You have to be willing to tolerate disappointments, but not accept that each disappointment is the end of the story. You also have to believe ultimately in the goodness of the country and the American people, and that even at moments when the country’s veering in a direction that’s hard to comprehend, that is not where everyone is. It’s where some people are. And that there’s a way to reach the people who want to move things in what you believe is the right direction. 

It is also important to remember that not all policy differences are a choice between good and evil – sometimes it’s just policy differences. If you think that people who disagree with you are evil, it’s a lot harder than if you think they’re wrong. Some behavior you can’t sugarcoat, but on many policy disagreements you can live to fight another day. What you have to do is figure out how to reach people and communicate to advance things to a better place.
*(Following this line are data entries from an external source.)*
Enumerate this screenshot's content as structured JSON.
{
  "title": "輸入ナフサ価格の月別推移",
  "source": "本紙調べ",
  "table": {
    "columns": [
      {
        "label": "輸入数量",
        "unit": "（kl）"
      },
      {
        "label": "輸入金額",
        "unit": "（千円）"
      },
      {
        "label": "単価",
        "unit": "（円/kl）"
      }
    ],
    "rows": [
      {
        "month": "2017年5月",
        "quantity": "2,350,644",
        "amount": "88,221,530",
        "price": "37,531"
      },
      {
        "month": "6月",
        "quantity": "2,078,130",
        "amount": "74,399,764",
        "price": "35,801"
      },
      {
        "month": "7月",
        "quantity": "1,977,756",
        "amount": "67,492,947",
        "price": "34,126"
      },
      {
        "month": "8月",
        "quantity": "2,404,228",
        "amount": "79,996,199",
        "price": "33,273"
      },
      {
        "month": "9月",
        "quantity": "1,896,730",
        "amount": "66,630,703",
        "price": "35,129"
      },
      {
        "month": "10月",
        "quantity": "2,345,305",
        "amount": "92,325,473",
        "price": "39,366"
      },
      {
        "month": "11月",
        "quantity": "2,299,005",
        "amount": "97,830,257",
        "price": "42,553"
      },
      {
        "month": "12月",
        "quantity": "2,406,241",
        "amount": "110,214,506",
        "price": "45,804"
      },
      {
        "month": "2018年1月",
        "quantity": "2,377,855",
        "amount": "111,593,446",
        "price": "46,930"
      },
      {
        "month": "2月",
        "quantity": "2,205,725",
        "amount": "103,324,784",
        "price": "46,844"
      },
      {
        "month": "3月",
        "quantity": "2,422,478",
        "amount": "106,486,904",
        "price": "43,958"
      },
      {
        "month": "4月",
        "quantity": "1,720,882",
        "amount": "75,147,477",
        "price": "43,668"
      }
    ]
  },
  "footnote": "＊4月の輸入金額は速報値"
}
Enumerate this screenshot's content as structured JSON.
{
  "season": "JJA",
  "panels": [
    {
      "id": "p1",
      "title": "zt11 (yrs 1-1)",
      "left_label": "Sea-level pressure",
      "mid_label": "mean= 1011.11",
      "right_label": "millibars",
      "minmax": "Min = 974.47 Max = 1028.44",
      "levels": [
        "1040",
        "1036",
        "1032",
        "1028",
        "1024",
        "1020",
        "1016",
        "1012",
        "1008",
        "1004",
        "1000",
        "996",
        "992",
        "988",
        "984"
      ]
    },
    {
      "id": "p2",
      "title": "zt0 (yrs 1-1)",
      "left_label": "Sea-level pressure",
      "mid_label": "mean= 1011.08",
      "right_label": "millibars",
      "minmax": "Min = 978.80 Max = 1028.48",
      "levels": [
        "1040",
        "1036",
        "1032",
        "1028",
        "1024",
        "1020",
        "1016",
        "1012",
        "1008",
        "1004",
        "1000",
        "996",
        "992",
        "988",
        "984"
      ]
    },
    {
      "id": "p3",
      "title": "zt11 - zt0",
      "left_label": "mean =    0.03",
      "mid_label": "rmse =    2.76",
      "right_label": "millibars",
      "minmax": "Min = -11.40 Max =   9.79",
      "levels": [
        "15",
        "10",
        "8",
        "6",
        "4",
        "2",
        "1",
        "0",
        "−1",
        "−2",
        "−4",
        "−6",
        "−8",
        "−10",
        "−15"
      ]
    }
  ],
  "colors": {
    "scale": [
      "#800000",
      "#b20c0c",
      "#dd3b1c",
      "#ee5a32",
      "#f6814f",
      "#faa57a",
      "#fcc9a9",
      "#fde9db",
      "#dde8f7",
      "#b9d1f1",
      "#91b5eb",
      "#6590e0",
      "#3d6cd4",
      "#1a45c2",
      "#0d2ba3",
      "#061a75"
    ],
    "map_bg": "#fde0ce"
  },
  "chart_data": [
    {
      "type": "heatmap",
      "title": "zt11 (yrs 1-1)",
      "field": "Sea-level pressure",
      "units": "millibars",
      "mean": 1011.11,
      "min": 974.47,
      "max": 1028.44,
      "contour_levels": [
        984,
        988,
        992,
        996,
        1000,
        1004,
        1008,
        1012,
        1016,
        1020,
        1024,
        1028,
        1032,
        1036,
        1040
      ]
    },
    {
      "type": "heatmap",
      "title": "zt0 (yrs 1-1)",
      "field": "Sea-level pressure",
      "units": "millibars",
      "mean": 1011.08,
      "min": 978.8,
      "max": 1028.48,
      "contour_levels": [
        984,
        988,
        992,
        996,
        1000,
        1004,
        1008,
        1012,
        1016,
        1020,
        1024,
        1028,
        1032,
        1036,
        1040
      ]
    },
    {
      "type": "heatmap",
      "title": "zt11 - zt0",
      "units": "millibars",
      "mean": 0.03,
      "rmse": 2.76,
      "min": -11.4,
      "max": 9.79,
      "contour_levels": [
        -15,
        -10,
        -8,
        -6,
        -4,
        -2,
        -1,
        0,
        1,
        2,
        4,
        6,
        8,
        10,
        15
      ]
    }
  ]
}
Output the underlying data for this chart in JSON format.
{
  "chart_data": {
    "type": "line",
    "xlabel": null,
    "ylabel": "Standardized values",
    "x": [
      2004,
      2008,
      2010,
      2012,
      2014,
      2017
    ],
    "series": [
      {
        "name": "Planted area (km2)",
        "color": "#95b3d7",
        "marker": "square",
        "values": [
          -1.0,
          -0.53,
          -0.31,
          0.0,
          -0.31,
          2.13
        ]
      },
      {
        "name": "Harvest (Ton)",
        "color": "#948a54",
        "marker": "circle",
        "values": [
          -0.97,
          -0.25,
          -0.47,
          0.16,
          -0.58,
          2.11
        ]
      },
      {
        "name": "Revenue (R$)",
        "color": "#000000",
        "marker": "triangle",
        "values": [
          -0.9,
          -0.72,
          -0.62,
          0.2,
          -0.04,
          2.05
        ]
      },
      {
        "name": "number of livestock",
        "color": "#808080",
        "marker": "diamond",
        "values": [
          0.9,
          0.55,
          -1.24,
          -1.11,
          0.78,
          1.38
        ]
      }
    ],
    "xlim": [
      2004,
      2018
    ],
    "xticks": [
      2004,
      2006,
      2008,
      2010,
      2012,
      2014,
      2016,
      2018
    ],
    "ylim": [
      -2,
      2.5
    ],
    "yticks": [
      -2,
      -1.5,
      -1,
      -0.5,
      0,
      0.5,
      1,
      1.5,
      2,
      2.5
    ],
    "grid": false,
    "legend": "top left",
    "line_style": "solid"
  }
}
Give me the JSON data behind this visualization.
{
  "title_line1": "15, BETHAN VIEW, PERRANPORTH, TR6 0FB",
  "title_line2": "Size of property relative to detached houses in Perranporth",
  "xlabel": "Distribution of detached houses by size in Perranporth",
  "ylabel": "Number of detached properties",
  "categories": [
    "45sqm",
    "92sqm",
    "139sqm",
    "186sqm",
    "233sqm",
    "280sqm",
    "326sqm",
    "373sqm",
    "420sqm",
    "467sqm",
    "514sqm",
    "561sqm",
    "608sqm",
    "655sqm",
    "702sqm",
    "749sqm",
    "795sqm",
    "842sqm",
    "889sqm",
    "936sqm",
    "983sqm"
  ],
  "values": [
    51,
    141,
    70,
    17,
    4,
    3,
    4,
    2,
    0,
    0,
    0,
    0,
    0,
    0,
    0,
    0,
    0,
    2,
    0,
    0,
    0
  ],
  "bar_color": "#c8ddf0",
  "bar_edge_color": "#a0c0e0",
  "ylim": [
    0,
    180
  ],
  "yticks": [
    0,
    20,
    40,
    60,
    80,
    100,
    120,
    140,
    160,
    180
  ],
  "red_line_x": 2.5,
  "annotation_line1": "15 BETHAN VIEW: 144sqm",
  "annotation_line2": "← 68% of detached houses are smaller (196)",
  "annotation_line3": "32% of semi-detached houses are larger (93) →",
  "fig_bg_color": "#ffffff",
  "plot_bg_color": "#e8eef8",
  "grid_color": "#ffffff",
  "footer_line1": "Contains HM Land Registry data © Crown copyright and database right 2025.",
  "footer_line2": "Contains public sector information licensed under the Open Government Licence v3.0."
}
I find the ability to almost always make incremental progress, even in a difficult situation—something that makes me continue to be hopeful about bigger change in a positive direction in the future. I don’t think the process ever ends. It’s a democracy and policies are a work in progress. If you think that you have a chance to make a difference, in your moment, it’s hard not to be optimistic about taking that opportunity.

What is the most surprising thing you’ve noticed from SIPA students in your time teaching here?

It was the response to COVID, at least in some ways. Students evinced a deep desire to be connected to each other and to the class and the institution under circumstances that were very isolating and hard to comprehend.

None of us had ever gone through it before. To the extent that there’s kind of a wall of any kind, that is between people, I felt it came down a bit during that period. Even though we switched to Zoom and we did our classes far apart from each other, I felt that people were holding onto the hours on the screen in a different way than I ever did in a classroom, because the connectivity to each other was important in a different way.